Contra e a favor, sempre

A
existência, ou inexistência de Deus, e no caso
positivo sua unicidade, tem incendiado a
imaginação de muita gente há séculos. Há
inúmeros argumentos favoráveis e contrários à
existência de Deus no curso da história da filosofia e
da teologia. Uma tradição desde Aristóteles afirma
que o conhecimento de Deus pode ser obtido através
de processos naturais de raciocínio, sem envolver
experiências pessoais com o divino ou transcendente
caracterizadas por revelação, como a Bíblia, ou
epifanias de algum tipo, por exemplo.

Minha intenção aqui não é avaliar cada argumento a


favor ou contra, mas preparar o leitor para a prova
matemática que considero ser a mais sofisticada até
hoje: a prova teológica proposta pelo lógico e
matemático Kurt Gödel em 1940, que ajudará a
compreender limites da relação entre fé e razão.

Alguns dos principais argumentos que pretendem


provar a existência de Deus são os seguintes:

1. Argumento Cosmológico: este argumento


advoga que a existência do universo requer
uma causa ou explicação, frequentemente
referida como a “Causa Primeira” ou “Causa
Incausada”. Essa causa primeira é considerada
Deus. Duas versões famosas deste argumento
são o argumento cosmológico de Kalam e o
argumento da contingência.¹
2. Argumento Teleológico: uma das suas versões
recentes é conhecida como argumento do
“design”, ou projeto. Este argumento alega que a
complexidade e o propósito observados no
mundo natural implicam a existência de um
projetista (designer) inteligente, ou seja, Deus.
3. Argumento Moral: este argumento alega que
valores e deveres morais objetivos requerem
um legislador moral, frequentemente
identificado como Deus.
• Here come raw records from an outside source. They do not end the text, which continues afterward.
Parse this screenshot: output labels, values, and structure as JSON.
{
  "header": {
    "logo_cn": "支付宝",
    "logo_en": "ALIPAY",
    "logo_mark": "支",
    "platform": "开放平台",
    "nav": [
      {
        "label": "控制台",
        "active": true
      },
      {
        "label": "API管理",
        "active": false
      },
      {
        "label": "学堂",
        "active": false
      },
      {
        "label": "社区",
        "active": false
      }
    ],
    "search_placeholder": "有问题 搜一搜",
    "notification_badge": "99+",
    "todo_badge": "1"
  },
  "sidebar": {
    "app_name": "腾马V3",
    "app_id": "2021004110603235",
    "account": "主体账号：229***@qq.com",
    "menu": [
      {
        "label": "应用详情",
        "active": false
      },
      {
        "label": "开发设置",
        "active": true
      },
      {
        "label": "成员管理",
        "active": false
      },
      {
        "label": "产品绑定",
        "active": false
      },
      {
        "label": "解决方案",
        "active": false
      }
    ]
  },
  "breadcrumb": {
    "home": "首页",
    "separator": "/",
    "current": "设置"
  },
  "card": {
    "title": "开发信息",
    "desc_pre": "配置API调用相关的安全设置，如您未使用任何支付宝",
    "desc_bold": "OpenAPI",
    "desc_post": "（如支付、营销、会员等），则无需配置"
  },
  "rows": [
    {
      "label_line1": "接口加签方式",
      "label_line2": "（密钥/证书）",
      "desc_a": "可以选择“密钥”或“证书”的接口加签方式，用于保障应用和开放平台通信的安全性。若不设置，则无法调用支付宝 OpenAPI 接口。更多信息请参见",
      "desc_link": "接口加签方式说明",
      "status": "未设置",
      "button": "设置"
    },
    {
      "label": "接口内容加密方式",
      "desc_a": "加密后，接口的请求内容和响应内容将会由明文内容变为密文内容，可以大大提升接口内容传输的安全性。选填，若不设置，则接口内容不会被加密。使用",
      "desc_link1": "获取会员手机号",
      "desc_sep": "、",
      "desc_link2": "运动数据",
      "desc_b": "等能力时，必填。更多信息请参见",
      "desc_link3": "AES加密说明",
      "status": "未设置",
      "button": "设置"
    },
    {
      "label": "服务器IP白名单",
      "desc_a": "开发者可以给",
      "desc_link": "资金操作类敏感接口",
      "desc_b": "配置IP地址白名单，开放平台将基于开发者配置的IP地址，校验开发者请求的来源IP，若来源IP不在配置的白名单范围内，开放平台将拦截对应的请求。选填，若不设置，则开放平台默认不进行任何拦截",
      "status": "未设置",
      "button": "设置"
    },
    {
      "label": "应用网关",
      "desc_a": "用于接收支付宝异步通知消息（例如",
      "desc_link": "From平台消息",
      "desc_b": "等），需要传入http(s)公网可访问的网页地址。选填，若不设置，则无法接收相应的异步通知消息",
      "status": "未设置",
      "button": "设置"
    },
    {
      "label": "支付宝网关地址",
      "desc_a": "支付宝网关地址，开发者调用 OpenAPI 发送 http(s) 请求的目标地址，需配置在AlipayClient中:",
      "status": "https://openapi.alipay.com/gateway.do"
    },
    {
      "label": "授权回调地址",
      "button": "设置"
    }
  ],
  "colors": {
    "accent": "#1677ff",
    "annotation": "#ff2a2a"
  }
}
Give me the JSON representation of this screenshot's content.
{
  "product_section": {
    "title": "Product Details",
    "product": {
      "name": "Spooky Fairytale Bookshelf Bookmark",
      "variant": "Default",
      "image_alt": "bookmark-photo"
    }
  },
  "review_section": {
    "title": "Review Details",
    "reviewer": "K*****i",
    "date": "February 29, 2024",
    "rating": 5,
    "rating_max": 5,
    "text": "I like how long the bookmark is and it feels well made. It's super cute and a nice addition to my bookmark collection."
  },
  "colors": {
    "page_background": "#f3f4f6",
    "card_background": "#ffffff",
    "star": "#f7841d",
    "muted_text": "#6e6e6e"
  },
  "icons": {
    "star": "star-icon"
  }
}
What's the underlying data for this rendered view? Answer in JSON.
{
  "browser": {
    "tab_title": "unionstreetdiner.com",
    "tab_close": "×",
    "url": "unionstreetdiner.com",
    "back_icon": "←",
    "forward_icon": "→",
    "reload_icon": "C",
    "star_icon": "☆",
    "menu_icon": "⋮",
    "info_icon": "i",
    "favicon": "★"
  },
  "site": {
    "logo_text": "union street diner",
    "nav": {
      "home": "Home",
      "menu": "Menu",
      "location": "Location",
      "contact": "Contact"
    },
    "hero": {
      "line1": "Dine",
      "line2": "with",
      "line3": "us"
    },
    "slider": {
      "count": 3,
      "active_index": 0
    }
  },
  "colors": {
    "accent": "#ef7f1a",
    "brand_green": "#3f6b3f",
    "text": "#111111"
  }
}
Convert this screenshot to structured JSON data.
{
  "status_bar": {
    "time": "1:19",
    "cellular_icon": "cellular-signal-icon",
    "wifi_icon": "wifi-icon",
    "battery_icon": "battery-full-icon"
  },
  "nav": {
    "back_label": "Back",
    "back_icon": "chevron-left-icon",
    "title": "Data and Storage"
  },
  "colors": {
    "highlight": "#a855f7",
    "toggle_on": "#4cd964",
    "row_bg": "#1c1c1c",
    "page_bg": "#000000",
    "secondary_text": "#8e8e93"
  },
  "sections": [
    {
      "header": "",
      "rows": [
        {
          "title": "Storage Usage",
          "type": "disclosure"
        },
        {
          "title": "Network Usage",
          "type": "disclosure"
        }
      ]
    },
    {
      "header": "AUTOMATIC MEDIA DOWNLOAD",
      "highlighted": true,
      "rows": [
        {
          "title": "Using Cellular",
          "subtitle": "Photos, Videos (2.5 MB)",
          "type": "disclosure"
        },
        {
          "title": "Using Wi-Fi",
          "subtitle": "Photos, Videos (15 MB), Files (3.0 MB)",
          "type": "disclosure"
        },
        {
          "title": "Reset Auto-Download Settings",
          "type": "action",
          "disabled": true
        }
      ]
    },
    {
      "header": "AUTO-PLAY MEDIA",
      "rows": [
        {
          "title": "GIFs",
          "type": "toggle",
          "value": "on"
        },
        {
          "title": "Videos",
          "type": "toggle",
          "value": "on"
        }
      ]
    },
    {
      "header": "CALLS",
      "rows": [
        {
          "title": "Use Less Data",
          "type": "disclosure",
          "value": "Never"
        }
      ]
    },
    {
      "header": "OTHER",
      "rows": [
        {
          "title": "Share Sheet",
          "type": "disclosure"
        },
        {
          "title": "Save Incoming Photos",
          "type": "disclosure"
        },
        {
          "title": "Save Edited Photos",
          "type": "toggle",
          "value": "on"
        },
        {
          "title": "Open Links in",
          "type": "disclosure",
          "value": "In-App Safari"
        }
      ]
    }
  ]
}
Argumenta-se que a
existência de uma fonte transcendente para a
moral é mais bem explicada por um ser divino.
Este tipo de argumento é explorado, contra e a
favor, por Immanuel Kant.²
4. Argumentos Probabilísticos: a partir da
segunda metade do século 20, por influência
principalmente das propostas de Alvin
Plantinga e Richard Swinburne, a teologia
analítica se reorientou, desviando-se das provas
da existência (ou inexistência) de Deus para a
questão de como raciocinar com evidências a
favor e contra a existência de Deus.

Alvin Plantinga é um dos filósofos seminais da


religião da segunda metade do século 20. Uma de
suas contribuições mais distintivas e importantes
para a filosofia da religião é sua afirmação de que
argumentos não são necessários para a crença
racional em Deus, mas mesmo assim defende que
ainda existem muitos bons argumentos disponíveis.³

Richard Swinburne é conhecido por propor


argumentos probabilísticos em favor da existência de
Deus. Em seu The Existence of God, Swinburne tentou
mostrar, usando argumentos indutivos por meio da
aplicação do teorema de Bayes, que a existência de
Deus é mais plausível do que a não existência.⁴ É bom
deixar claro que não faltam críticas a tais propostas.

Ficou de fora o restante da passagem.